Where to Find the World's Biggest Spider

We're talking the size of a dinner plate.

Worlds Biggest Spider
Photo: Pete Oxford/Getty Images

For extremely courageous travelers eager to see some of the world's most fascinating flora and fauna, there's a bizarre creature you can find only in the swampy rainforests of South America. Of all the creepy crawlies that populate Earth, the largest known spider is definitely one of the freakiest, and it's been spotted throughout northern Brazil, Venezuela, Guyana, and Suriname. Light brown in color and endowed with inch-long fangs, you could almost confuse the arachnid with one of those gag decorations you see hung outside people's homes during Halloween.

It's known as the goliath birdeater, or Theraphosa blondi, and it's been described as being the "size of a dinner plate." This gargantuan tarantula easily tops the list of the world's largest spiders, even surpassing the oversized Huntsman with its body weight.

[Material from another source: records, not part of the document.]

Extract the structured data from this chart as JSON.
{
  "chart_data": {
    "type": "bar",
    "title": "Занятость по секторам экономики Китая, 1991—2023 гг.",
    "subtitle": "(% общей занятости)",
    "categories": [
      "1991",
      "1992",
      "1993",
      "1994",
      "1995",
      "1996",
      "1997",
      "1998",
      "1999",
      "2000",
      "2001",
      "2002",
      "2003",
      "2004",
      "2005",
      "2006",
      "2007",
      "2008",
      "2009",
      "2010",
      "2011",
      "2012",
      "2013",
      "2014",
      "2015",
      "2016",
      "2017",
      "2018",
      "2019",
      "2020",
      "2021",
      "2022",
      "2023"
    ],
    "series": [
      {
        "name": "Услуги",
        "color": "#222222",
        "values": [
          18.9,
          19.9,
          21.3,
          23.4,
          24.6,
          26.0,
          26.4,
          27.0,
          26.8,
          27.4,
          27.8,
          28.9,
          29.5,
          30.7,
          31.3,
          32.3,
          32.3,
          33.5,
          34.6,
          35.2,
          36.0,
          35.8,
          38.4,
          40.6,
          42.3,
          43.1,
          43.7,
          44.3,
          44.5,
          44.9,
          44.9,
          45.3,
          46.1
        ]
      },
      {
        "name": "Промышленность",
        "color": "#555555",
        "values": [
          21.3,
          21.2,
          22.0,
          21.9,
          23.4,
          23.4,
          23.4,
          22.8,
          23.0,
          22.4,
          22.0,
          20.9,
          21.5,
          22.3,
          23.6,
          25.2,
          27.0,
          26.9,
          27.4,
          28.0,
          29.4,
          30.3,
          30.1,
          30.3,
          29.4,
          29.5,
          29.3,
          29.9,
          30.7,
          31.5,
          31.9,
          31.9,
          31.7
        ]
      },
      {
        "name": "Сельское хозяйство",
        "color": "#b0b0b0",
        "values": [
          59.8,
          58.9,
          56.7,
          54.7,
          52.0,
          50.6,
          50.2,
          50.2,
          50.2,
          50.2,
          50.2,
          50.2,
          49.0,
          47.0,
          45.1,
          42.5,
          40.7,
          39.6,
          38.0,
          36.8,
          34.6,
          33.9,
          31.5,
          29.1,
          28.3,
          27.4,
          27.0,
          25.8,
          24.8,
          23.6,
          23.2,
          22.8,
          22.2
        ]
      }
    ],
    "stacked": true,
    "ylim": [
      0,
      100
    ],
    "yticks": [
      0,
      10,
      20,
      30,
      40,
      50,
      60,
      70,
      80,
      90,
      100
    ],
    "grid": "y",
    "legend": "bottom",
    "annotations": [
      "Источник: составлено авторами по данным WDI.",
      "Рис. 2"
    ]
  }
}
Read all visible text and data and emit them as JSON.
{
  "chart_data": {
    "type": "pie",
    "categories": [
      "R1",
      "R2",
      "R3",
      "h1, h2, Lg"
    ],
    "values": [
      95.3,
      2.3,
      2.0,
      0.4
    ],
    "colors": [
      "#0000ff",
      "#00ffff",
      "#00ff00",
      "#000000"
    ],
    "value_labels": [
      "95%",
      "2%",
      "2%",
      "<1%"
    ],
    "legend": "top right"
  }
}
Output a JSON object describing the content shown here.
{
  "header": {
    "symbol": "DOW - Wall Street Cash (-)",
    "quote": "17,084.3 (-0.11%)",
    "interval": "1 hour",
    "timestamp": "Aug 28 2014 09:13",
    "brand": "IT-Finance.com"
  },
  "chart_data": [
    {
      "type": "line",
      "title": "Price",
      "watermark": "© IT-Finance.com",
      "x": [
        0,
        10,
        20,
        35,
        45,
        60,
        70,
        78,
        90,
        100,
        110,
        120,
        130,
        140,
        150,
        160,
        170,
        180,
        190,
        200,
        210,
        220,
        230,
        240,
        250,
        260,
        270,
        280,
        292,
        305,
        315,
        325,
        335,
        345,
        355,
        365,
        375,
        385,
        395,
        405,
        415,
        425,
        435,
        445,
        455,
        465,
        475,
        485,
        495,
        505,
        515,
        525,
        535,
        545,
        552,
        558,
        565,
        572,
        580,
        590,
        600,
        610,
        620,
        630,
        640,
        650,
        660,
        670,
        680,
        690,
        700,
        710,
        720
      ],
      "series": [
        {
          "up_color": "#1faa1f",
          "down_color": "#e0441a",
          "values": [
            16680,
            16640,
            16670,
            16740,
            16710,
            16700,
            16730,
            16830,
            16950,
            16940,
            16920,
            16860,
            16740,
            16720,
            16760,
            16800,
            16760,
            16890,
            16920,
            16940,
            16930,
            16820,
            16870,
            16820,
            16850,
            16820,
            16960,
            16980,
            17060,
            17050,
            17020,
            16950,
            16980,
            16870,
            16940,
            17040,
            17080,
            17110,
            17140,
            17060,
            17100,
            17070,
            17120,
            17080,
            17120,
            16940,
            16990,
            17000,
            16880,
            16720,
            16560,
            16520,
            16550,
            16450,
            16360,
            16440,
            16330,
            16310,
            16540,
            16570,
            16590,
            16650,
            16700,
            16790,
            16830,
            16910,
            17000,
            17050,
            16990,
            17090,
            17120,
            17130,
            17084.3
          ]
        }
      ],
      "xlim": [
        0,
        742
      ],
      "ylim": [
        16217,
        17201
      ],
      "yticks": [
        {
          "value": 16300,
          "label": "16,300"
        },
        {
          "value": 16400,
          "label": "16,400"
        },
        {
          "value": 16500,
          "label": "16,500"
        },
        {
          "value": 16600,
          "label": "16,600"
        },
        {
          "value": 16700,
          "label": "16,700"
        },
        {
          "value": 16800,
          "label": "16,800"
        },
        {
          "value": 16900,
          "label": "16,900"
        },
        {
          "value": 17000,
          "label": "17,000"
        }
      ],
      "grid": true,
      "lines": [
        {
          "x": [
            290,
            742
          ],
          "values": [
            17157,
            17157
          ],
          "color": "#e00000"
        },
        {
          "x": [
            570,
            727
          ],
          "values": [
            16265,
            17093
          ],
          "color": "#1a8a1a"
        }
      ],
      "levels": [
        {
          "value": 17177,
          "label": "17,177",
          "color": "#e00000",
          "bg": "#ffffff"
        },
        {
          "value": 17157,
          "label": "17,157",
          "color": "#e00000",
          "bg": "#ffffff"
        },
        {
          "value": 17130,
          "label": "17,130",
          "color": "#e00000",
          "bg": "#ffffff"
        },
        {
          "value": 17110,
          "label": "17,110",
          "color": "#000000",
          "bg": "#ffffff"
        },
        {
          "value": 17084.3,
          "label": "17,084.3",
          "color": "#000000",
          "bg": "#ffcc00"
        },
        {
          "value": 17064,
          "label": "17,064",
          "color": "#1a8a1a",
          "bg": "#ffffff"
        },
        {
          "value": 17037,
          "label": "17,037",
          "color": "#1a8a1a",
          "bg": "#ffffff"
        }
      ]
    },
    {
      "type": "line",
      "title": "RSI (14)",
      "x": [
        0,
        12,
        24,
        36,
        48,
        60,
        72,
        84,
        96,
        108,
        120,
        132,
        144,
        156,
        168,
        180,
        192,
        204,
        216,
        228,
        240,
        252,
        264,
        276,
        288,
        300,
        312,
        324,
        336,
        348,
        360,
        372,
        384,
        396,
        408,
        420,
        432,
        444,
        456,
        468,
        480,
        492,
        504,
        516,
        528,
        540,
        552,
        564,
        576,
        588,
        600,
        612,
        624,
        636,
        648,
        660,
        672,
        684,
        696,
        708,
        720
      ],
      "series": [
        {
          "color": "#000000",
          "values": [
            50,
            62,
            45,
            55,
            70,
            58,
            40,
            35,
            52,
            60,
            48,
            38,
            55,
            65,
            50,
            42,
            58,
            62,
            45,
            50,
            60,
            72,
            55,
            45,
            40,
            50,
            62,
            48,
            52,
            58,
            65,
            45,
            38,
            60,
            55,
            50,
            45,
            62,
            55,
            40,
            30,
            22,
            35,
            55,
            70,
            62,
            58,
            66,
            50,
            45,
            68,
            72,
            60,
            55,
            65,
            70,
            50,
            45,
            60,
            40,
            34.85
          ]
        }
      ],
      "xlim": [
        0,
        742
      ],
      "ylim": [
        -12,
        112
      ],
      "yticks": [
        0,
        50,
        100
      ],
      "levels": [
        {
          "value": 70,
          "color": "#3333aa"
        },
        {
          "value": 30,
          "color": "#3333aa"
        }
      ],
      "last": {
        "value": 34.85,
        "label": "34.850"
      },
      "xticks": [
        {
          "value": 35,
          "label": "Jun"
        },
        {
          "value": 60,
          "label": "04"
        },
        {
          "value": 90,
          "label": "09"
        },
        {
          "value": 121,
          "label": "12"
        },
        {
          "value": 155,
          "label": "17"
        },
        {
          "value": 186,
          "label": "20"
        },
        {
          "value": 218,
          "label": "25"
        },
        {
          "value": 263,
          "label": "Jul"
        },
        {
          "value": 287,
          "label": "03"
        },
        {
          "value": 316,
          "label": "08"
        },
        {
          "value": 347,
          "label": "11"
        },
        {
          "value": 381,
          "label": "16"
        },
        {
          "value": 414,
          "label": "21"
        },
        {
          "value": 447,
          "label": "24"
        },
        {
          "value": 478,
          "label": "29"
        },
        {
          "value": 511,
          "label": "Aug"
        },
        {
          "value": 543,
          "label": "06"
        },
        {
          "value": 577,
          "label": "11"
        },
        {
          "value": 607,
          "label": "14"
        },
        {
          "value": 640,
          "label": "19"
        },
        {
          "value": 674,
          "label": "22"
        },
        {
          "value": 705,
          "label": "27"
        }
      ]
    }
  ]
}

Full-grown goliath birdeaters often reach nearly one foot in length, easily dwarfing its pet tarantula cousins. The largest one on record weighed in at more than six ounces — quite a bit heavier than the average house spider you might see scuttling across the attic.

Despite the name, goliath birdeaters rarely hunt birds, though they can. When British naturalist Maria Sibylla Merian went to Suriname in 1699, she witnessed one of these spiders feasting on a hummingbird. Merian then immortalized the scene in a famous sketch. More commonly, however, this oversized spider preys on earthworms and cockroaches (though the unlikely vertebrate such as a frog or small mouse is an occasional treat).

If you happen to be preparing for an adventurous trek through the jungles of South America, keep an eye out for a wild goliath birdeater. And should you encounter one, be sure to admire it from a distance. While its venom may be fairly harmless to humans, these small beasts can do damage with their body hair alone. Once threatened, they release a cloud of tiny barbed bristles that can lodge in the eyes, nose, and throat of their predators.

Perhaps the most surprising thing about goliath birdeaters is that people keep them as pets.